Pre Operative nursing care Assess patient.

The health history and the physical and pelvic examinations are completed and the laboratory tests are performed. Encourage patient to share details of her menstrual history, the date of her last menstrual period, the events leading up to admission and the current degree of vaginal blood loss or discharge. Assess client’s knowledge of her condition and the surgery. Perform skin operation: The lower half of the abdomen and the pubic and perineal area may be shaved and these areas may be cleaned with soap and water. To prevent contamination and injury to the bladder or intestinal tract, the bladder and intestinal tract need to be empty before the patient is taken into the OR. The patient who has previously been prescribed with oral contraceptive drug will have to stop taking the drug 6 weeks prior to operation. Preoperative medications may be administered before surgery to help the patient relax. The patient must be allowed time to talk and ask questions. The nurse must know what information the physician has given the patient about the surgery. Encourage patient to practice foot and leg exercises before operation to understand how to carry out the exercises while in bed after surgery. Let the patient will wear anti-embolism socks to prevent venous stasis during the operation. Provide education: Loss of fertility if ovaries are to be removed in conjunction with the operation. Discuss surgical menopause.  Discuss how sexual intercourse may change.  Client whose ovaries are removed may complain of a decrease in libido.  Tell the client that once healing has occurred, intercourse should be pain free. Let the patient relax on bed until she leaves the ward escorted by her nurse who completes a safe transfer to the operating theater staff.
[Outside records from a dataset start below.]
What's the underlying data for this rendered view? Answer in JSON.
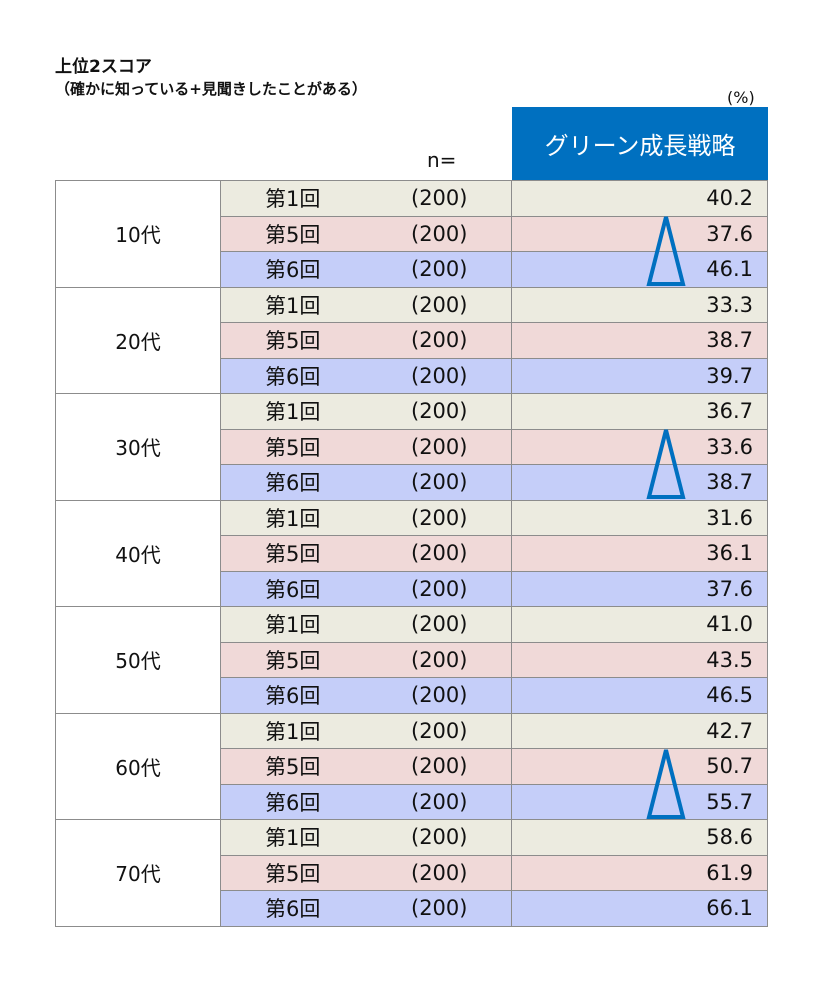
{
  "title": "上位2スコア",
  "subtitle": "（確かに知っている+見聞きしたことがある）",
  "unit": "(%)",
  "n_label": "n=",
  "column_header": "グリーン成長戦略",
  "accent_color": "#0070c0",
  "row_colors": {
    "第1回": "#ecebe0",
    "第5回": "#f0d9d8",
    "第6回": "#c5cef9"
  },
  "groups": [
    {
      "age": "10代",
      "significant_increase": true,
      "rows": [
        {
          "round": "第1回",
          "n": "(200)",
          "value": "40.2"
        },
        {
          "round": "第5回",
          "n": "(200)",
          "value": "37.6"
        },
        {
          "round": "第6回",
          "n": "(200)",
          "value": "46.1"
        }
      ]
    },
    {
      "age": "20代",
      "significant_increase": false,
      "rows": [
        {
          "round": "第1回",
          "n": "(200)",
          "value": "33.3"
        },
        {
          "round": "第5回",
          "n": "(200)",
          "value": "38.7"
        },
        {
          "round": "第6回",
          "n": "(200)",
          "value": "39.7"
        }
      ]
    },
    {
      "age": "30代",
      "significant_increase": true,
      "rows": [
        {
          "round": "第1回",
          "n": "(200)",
          "value": "36.7"
        },
        {
          "round": "第5回",
          "n": "(200)",
          "value": "33.6"
        },
        {
          "round": "第6回",
          "n": "(200)",
          "value": "38.7"
        }
      ]
    },
    {
      "age": "40代",
      "significant_increase": false,
      "rows": [
        {
          "round": "第1回",
          "n": "(200)",
          "value": "31.6"
        },
        {
          "round": "第5回",
          "n": "(200)",
          "value": "36.1"
        },
        {
          "round": "第6回",
          "n": "(200)",
          "value": "37.6"
        }
      ]
    },
    {
      "age": "50代",
      "significant_increase": false,
      "rows": [
        {
          "round": "第1回",
          "n": "(200)",
          "value": "41.0"
        },
        {
          "round": "第5回",
          "n": "(200)",
          "value": "43.5"
        },
        {
          "round": "第6回",
          "n": "(200)",
          "value": "46.5"
        }
      ]
    },
    {
      "age": "60代",
      "significant_increase": true,
      "rows": [
        {
          "round": "第1回",
          "n": "(200)",
          "value": "42.7"
        },
        {
          "round": "第5回",
          "n": "(200)",
          "value": "50.7"
        },
        {
          "round": "第6回",
          "n": "(200)",
          "value": "55.7"
        }
      ]
    },
    {
      "age": "70代",
      "significant_increase": false,
      "rows": [
        {
          "round": "第1回",
          "n": "(200)",
          "value": "58.6"
        },
        {
          "round": "第5回",
          "n": "(200)",
          "value": "61.9"
        },
        {
          "round": "第6回",
          "n": "(200)",
          "value": "66.1"
        }
      ]
    }
  ]
}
Intra Operative Nursing Care Prepare and assist for anesthesia. Maintain homeostasis and asepsis. Assist the surgeon and the whole team Assist in transferring the patient to the Operating table in a supine position. Ask patient to remove any jewelry or other objects that may interfere with the procedure. Ask patient to remove clothing and be given a gown to wear. Check for patency of the IV system. Monitor client’s HR, BP and breathing and report abnormalities. The skin over the surgical cite will be cleansed with an antiseptic solution

Post Op Perform usual post operative assessments. Evaluate psychological manifestations Monitor proximity of the bladder to the reproductive organ. Monitor Foley catheter to prevent susceptibility to UTI and temporary urinary retention Assist GI functions by listening to bowel sounds. Note distention and palpate whether abdomen is soft or firm Assess abdominal incision for bleeding and intactness. Assess vaginal bleeding. There is no distinct diet. Simple, strong, distinct flavors rather than complicated and multi-flavored dishes seem to be preferred with anything with smaller-than-usual portions. It’s best to avoid gassy foods like beans, broccoli and cabbage and/or foods that typically cause gas for you. Many suggest avoiding extra-spicy foods. Remember that all pos top surgical patients need protein to aid in healing. Include fiber in your post op diet, drink lots of water, and consume caffeinated drinks sparingly. If pain is experienced during sexual intercourse let the patient manipulate the penetration. Avoid heavy lifting for about 6 weeks to prevent straining the abdominal muscles and surgical sites. Avoid activities that increase pelvic congestion such as aerobics activity, horseback riding and prolonged standing. Report any fresh bleeding and any abnormal vaginal discharge to surgeon. Return for follow-up care as requested by the surgeon. Post op pain and discomfort are common, therefore the nurse should assess it’s intensity and administer analgesics as prescribed. If the patient has abdominal distention or flatus, rectal tube and application of heat to the abdomen may be prescribed Encourage patient to contact nurse or surgeon when bleeding is excessive. Encourage early ambulation o facilitate the return of normal peristalsis Montior and manage potential complications such as:  Hemorrhage: Count perineal pads used, assess the extent of saturation with blood and monitor vital signs. Guidelines for activity restriction are given above to promote healing and prevent post operative bleeding.

Deep Vein Thrombosis: Encourage and assist patient to change position frequently and exercise leg and feet while in bed. Instruct patient to avoid prolonged sitting in the chair with pressure on the knees, sitting cross legs and inactivity.